Nell’ambito del progetto denominato Avabicarel – Analisi e valorizzazione della biodiversità del castagno nella Regione Lariana – l’Istituto per la bio-economia del Cnr e l’Università degli studi dell’Insubria di Varese, in collaborazione con diverse Comunità montane, stanno studiando il patrimonio genetico di una decina di popolazioni di castagno lombarde, rilevanti sia per il loro pregio, sia per la loro diffusione. I lavori prevedono indagini genetiche effettuate dal Giorgio Binelli docente del Dipartimento di biotecnologie e scienze della vita di Uninsubria e analisi morfologiche portate avanti da Claudio Cantini, ricercatore del Cnr-Ibe.
Proprio durante i lavori in corso sui territori lombardi è arrivata la segnalazione da parte dei tecnici del Consorzio forestale di Prata Camportaccio della presenza, in Valchiavenna, di numerose piante di castagno in piena fioritura. Questo fenomeno rappresenta una importante e preoccupante anomalia in quanto la fioritura del castagno avviene nel mese di giugno, mentre a settembre i frutti già si preparano alla maturazione con varietà precoci che già aprono i ricci e fanno cadere le castagne a terra. L’analisi dei rami fa capire come questa fioritura settembrina stia avvenendo sulla vegetazione formata nella primavera del 2022, coinvolgendo quindi le gemme che dovevano essere dormienti e che sarebbero dovute fiorire durante il prossimo anno. I ritmi naturali delle piante risultano fortemente stravolti e la colpa può essere imputata alle anomalie stagionali. Fenomeni simili, infatti, sono già conosciuti su altre specie di interesse agrario ed erano stati notati anche sul castagno, in forma limitata, in varie zone del centro Italia.
“Gli anziani castanicoltori non ricordano un fenomeno simile – spiega Laura Donin del Consorzio forestale Prata Camportaccio – I dati rilevati dall’Osservatorio siccità dell’Istituto per la bioeconomia segnalano anche per le zone della Lombardia intorno al lago di Como un periodo di forte stress a carico della vegetazione, iniziato già ai primi di giugno e proseguito per tutto il periodo estivo. Claudio Cantini ricorda: “Il forte stress idrico unito alle alte temperature hanno fatto saltare i meccanismi fisiologici di regolazione dei cicli naturali delle piante ed appena sono variate le condizioni climatiche, con accorciamento del fotoperiodo, sopravvenienza di piogge e abbassamento delle temperature notturne, le piante hanno reagito come fanno di solito al termine del periodo invernale: le gemme sono andate in fioritura interrompendo la dormienza”.
Una fioritura dispendiosa
Il problema è che questa seconda fioritura non comporta una seconda produzione ma rappresenta un dispendioso e dannoso uso delle sostanze di riserva delle piante, una sorta di “sparo a vuoto”. Infatti, le gemme che sono andate a fiore adesso non fioriranno il prossimo anno, abbattendo quindi la produttività.
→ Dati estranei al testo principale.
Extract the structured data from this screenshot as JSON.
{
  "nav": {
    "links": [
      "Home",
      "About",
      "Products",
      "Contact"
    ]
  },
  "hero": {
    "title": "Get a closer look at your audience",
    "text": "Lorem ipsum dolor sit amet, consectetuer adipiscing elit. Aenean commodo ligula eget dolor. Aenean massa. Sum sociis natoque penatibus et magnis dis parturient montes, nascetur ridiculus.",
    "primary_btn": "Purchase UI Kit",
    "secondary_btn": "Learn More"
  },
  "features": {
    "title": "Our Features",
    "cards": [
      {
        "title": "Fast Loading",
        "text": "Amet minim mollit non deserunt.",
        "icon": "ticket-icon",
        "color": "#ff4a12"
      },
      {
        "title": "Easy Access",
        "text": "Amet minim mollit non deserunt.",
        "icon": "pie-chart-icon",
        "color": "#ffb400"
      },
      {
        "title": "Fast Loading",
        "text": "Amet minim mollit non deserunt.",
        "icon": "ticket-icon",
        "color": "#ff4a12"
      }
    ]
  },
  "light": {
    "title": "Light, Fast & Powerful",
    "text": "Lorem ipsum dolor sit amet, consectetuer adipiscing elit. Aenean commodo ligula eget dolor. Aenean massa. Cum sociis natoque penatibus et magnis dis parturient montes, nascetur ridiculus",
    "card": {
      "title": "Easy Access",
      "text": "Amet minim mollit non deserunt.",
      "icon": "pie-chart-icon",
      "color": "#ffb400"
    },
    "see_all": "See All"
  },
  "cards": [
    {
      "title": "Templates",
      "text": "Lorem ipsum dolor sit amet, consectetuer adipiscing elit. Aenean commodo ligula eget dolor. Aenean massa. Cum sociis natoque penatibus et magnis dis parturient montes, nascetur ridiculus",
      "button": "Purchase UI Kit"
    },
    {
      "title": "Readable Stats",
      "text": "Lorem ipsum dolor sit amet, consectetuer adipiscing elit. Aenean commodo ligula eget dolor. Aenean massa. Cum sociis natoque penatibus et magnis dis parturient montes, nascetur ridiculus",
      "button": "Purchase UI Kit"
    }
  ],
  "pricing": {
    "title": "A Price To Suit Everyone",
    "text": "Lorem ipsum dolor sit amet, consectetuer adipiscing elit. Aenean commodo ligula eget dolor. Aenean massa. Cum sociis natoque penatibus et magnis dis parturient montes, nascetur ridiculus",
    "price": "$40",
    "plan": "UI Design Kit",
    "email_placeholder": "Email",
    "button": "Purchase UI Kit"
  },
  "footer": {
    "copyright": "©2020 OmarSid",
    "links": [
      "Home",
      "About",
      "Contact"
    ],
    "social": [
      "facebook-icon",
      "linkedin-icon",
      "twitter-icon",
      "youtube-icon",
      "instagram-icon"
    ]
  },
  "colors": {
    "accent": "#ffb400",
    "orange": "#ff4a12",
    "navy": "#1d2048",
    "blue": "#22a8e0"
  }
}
Al momento la varietà Grussulée sembra quella più interessata dal fenomeno, che risulta assente sulle piante di marrone. Binelli segnala come “la risposta a questi stress ambientali non è omogenea e come sia quindi importante evidenziare le differenze genetiche presenti a livello varietale, in modo da individuare le piante capaci di meglio reagire a questi andamenti stagionali anomali”.
A tal proposito, saranno proprio le varietà che meglio si adattano a queste anomalie ad aiutare in futuro a garantire la sopravvivenza delle produzioni agricole e la redditività delle imprese, altrimenti messe in ginocchio dai mancati raccolti. Queste anomalie climatiche tendono a diventare sempre più frequenti, agendo su molti meccanismi fisiologici delle piante. “La fioritura fuori epoca è solo uno dei fenomeni negativi notati a carico dei vegetali”, ricorda Cantini. Gli andamenti termici di questi ultimi anni hanno infatti provocato alterazioni nel differenziamento a fiore delle gemme e nella successiva produzione di frutti, mentre altri danni sono stati causati dalla forte insolazione, dall’ozono e dalla aumentata evapotraspirazione.
La capacità di adattamento delle piante è duramente messa alla prova dalla velocità dei cambiamenti climatici; la biodiversità presente nelle specie agrarie e arboree potrà aiutarci ad individuare le piante più capaci di resistere o di reagire ma occorre al più presto accelerare ed approfondire gli studi che legano le nostre conoscenze fisiologiche, messe in forse dagli eventi, a quelle genetiche per individuare le piante del futuro. Quelle alle quali poter attingere per individuare e selezionare i geni di adattamento al mondo che cambia.